Palavras-chave: Teatro. Loucura; Partitura-corporal; Imagem.
Sommario
Nel padiglione della follia , l'uomo è in balia di un costrutto logico forgiato di bisogno sociale di separare, etichetta, uniformare i comportamenti. Nel teatro, l'uomo produce la possibilità di relativizzare il trauma umana attraverso un processo in nome dell'arte. Quando queste due tabelle sono unite, la vita prende un altro formato , con la plasticità in diretta, l'essere umano crea, tesse in una tavolozza di colori diversi. L'orientamento di questo viaggio attraverso la follia e il teatro ci mostra altri modi e mezzi per risarcire il posto pazzesco e le loro proprietà nella società e nei vari interventi. Abbiamo visitato l'opera di Antonio Quinet , Freud , Lacan , Foucault , Viola Spolin. Un articolo di Nadja Cristiane Lappann Botti e Michele Cecilia Silva Torrézio, parlando del Festival Madness in Barbacena, Minas Gerais, in Brasile. Utilizzando tecniche di improvvisazione, la spontaneità, il punteggio del corpo, questo flag di follia, diventa uno spazio di produzione significat. Di conseguenza, la follia concede il desiderio che la fionda, sospendendo lo spazio della istituzione che se ne appropria produce un altro spazio in cui il modo umano è radicata nella creazione di un nuovo soggetto, lui tornando la faccia immersa nelle tenebre .
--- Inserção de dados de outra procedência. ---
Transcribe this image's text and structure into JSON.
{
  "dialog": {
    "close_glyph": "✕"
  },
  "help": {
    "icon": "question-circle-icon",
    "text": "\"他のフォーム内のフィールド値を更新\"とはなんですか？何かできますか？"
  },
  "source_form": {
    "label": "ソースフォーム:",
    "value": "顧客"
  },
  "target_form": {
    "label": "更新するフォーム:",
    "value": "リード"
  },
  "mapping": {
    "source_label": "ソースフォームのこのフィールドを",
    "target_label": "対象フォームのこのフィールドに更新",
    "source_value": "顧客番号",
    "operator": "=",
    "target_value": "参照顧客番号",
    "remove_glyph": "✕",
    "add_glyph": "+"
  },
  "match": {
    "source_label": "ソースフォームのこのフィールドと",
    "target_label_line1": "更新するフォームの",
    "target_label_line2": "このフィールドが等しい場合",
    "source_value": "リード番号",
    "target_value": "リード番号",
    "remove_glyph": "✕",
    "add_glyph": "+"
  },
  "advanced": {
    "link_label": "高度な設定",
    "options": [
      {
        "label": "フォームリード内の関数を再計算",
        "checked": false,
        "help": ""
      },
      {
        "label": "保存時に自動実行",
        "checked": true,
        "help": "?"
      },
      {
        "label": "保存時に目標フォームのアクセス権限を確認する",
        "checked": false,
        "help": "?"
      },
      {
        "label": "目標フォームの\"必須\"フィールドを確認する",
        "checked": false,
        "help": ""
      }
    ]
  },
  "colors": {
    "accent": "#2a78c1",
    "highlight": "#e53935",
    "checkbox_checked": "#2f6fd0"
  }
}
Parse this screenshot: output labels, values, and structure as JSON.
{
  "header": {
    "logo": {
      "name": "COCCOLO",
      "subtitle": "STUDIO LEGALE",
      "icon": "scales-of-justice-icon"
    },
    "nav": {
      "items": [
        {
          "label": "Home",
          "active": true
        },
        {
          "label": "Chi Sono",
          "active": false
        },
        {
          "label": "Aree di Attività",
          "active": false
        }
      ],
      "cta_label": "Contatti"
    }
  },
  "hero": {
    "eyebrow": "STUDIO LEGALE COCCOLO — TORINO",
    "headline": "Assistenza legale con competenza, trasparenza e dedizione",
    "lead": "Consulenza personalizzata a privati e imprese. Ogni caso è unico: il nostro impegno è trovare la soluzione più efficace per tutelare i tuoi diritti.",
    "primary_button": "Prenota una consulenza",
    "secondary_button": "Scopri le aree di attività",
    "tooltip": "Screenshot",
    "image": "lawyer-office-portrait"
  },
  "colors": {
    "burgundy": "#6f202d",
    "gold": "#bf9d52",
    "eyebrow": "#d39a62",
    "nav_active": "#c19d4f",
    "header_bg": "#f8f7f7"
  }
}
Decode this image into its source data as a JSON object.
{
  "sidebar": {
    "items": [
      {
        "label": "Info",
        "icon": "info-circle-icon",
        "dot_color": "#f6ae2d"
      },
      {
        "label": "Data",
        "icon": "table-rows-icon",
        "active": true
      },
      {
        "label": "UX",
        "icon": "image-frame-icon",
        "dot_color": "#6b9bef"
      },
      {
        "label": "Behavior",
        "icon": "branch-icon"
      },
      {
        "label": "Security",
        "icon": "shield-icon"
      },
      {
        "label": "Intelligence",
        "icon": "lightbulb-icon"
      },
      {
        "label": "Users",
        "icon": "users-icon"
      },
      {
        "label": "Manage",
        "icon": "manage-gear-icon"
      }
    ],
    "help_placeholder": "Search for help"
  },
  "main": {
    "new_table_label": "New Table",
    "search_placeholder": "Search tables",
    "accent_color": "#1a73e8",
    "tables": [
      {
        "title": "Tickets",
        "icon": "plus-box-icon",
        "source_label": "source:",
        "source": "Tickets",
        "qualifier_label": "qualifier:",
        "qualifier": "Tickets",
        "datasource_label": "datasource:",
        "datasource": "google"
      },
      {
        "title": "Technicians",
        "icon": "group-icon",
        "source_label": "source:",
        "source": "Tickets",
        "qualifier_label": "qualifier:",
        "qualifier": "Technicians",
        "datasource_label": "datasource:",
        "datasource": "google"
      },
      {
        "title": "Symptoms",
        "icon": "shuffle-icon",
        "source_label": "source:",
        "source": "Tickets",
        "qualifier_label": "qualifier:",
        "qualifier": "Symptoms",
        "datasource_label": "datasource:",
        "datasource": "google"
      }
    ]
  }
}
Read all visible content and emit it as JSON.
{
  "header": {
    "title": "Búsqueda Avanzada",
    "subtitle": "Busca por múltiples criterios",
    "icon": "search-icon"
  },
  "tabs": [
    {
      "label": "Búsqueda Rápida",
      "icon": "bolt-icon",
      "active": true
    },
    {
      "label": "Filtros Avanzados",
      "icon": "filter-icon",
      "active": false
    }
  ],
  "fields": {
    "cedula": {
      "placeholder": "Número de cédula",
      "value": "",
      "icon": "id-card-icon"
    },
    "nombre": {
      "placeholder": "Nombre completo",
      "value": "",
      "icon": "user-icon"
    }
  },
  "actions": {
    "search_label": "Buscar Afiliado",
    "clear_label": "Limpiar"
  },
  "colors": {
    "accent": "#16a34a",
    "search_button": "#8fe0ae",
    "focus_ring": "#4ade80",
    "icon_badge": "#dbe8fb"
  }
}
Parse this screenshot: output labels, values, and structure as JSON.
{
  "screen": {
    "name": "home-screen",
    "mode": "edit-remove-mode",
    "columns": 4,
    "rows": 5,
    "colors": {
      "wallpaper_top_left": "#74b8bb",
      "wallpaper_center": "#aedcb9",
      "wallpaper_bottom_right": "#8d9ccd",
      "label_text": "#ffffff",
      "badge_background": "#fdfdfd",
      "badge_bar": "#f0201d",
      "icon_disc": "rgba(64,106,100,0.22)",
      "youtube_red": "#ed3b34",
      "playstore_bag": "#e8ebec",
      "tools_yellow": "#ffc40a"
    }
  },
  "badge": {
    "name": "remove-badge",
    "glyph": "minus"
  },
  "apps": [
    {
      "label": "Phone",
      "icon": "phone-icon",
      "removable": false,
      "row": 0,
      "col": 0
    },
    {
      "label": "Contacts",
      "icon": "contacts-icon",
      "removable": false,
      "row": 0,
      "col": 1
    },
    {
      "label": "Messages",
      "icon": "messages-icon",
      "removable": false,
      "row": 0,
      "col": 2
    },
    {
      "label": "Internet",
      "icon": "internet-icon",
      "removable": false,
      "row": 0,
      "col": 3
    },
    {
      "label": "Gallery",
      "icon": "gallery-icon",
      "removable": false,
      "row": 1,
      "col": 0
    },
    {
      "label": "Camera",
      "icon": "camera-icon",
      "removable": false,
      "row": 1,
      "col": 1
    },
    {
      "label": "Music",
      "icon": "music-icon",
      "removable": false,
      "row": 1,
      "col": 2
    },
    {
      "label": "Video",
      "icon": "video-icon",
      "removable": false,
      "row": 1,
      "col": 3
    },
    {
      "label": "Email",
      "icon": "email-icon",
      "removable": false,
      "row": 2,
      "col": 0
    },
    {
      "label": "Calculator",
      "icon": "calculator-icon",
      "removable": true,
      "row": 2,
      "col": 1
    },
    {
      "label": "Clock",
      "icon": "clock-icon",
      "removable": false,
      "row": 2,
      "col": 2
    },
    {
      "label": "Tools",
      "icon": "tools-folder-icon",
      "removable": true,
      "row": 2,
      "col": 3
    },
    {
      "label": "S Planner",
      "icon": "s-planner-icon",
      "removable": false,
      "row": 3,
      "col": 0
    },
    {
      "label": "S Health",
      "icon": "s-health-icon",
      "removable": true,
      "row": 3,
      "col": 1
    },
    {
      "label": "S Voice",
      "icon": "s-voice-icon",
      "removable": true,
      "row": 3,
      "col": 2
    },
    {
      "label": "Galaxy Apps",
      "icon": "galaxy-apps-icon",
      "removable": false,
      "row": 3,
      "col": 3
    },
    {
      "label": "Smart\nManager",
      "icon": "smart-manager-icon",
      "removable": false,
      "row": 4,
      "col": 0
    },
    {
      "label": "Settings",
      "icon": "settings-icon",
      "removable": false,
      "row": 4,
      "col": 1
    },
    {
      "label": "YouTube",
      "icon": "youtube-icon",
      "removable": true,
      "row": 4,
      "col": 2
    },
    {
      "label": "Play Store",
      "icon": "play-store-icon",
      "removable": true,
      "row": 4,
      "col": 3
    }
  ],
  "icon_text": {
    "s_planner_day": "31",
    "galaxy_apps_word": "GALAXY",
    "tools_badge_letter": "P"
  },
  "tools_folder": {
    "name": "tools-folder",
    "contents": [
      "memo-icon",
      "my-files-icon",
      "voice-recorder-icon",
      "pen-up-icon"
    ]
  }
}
Parole chiave: Teatro; Madness; Score - corpo ; Immagine .
Nos séculos que precedem a nossa contemporaneidade, observamos o universo dos fenômenos alucinatórios, delírios, automatismo mental, comportamentos curiosos e incompatíveis com a realidadade ordinária serem tratados como anomalias, até mesmo fenômenos demoníacos e serem rechaçados pela sociedade logo em seguida. 
A construção do humano não se dá de maneira gratuita, sem nenhum esforço. A condição humana, o repertório humano é extremamente complexo. Imaginamos o ser humano, seu destino, suas vicissitudes e nos deparamos com grandes problemas, lacunas, processos pouco sanados, frustrações no que diz respeito às pesquisas nesta área.
O repertório científico é elaborado pelo pesquisador, sofrendo da mesma forma os seus revezes. Os paradigmas criados no âmbito científico tem um prazo de validade, os conceitos são reformulados, os aparelhos tecnológicos mudam a realidade de vida deste humano homem, gerando efeitos em seu próprio comportamento.
Desde os mais remotos tempos, a compreensão da humanidade não nos parece tranquila, o modus vivendi,a inter relação entre as pessoas se tornou caótica.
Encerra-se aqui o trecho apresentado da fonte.